A Londres, on respire la tristesse; elle est dans l'air, elle entre par tous les pores. Ah ! rien de plus lugubre, de plus spasmodique, que l'aspect de cette ville par un jour de brouillard, de pluie ou de froid noir ! Quand on est atteint par cette influence, la tête est douloureuse et pesante, l'estomac a peine à fonctionner, la respiration devient difficile par défaut d'air pur, l'on éprouve une lassitude accablante; alors on est saisi par ce que les Anglais appellent le spleen ! On ressent un désespoir profond ! une douleur immense ! sans pouvoir en dire la cause; une haine acariâtre pour ceux qu'on aimait le mieux, enfin un dégoût pour tout et un désir irrésistible de se suicider. Ces jours-là, Londres a une physionomie effrayante ! On s'imagine errer dans la nécropole du monde, on en respire l'air sépulcral, le jour est blafard, le froid humide ; et ces longues files de maisons uniformes, aux petites croisées en guillotine, à la teinte sombre, entourées de grilles noires, paraissent deux rangées de tombeaux se prolongeant à l'infini, et au milieu desquelles se promènent des cadavres attendant l'heure de leur sépulture. Dans ces jours néfastes, l'Anglais, sous l'influence de son climat, est brutal avec tous ceux qui l'approchent; il est heurté et heurte sans recevoir ni donner d'excuse; un pauvre vieillard tombe d'inanition dans la rue, il ne s'arrête pas pour le secourir; il va à ses affaires, peu lui importe le reste ; il se hâte d'en finir avec sa tâche du jour, non pour se rendre dans son intérieur, où il n'aurait rien à dire à sa femme ou à ses enfants, mais afin d'aller à son club, où il dînera très bien et tout seul, car parler est pour lui une fatigue ; puis il s'enivrera et oubliera, dans le sommeil de l'ivresse, le pesant ennui et les peines de la journée. Beaucoup de femmes ont recours au même moyen. Ce qui importe avant tout, c'est d'oublier qu'on existe. Le climat de Londres a quelque chose de si irritant, qu'il est beaucoup d'Anglais qui ne peuvent s'y habituer; aussi est-ce le sujet permanent des plaintes et des malédictions.

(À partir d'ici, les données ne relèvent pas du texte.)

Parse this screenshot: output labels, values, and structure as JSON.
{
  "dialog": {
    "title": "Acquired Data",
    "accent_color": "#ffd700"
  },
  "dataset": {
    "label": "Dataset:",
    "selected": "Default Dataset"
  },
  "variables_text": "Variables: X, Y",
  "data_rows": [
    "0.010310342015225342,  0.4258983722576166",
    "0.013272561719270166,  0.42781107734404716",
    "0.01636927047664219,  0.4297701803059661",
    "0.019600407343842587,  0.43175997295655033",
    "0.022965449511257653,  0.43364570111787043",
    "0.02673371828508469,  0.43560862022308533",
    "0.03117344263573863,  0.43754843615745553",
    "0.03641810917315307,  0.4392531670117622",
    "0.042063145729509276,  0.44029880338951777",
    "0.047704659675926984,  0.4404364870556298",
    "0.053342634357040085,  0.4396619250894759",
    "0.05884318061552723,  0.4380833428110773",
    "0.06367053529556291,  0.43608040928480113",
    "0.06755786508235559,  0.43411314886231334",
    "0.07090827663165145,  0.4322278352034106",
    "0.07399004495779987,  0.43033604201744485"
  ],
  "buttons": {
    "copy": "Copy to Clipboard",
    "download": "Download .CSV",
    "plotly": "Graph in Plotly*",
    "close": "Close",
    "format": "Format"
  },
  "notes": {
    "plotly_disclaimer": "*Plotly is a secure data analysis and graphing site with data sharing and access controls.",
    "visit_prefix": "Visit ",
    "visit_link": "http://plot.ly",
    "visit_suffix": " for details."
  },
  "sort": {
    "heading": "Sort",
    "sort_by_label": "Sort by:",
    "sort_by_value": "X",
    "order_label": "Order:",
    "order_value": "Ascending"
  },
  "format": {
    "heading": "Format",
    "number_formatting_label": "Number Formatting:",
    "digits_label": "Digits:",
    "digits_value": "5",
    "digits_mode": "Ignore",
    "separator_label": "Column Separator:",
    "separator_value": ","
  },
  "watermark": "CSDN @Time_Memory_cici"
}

Promenades dans Londres de Flora Tristan (1840)
Flora Tristan n’a pas fini de me faire rire ! Sa vision dantesque de Londres est aussi passionnante qu’hilarante. J’adore ses généralisations qui, si quelqu’un en faisait aujourd’hui devant moi, m’irriteraient au plus haut point. Tout l’insupporte. Une chose est sûre, le British Museum est un des rares endroits qui trouvent grâce à ses yeux : « la bibliothèque du British museum est la seule que je connaisse où l'on puisse être admis gratuitement » dit-elle. Aujourd’hui le temps est changeant, il pleuviote, mais j’ai la bougeotte. Je vais aller me promener dans les rues grises pour admirer l’Anglais dans toute sa splendeur au début d’un Bank Holiday (lundi est férié).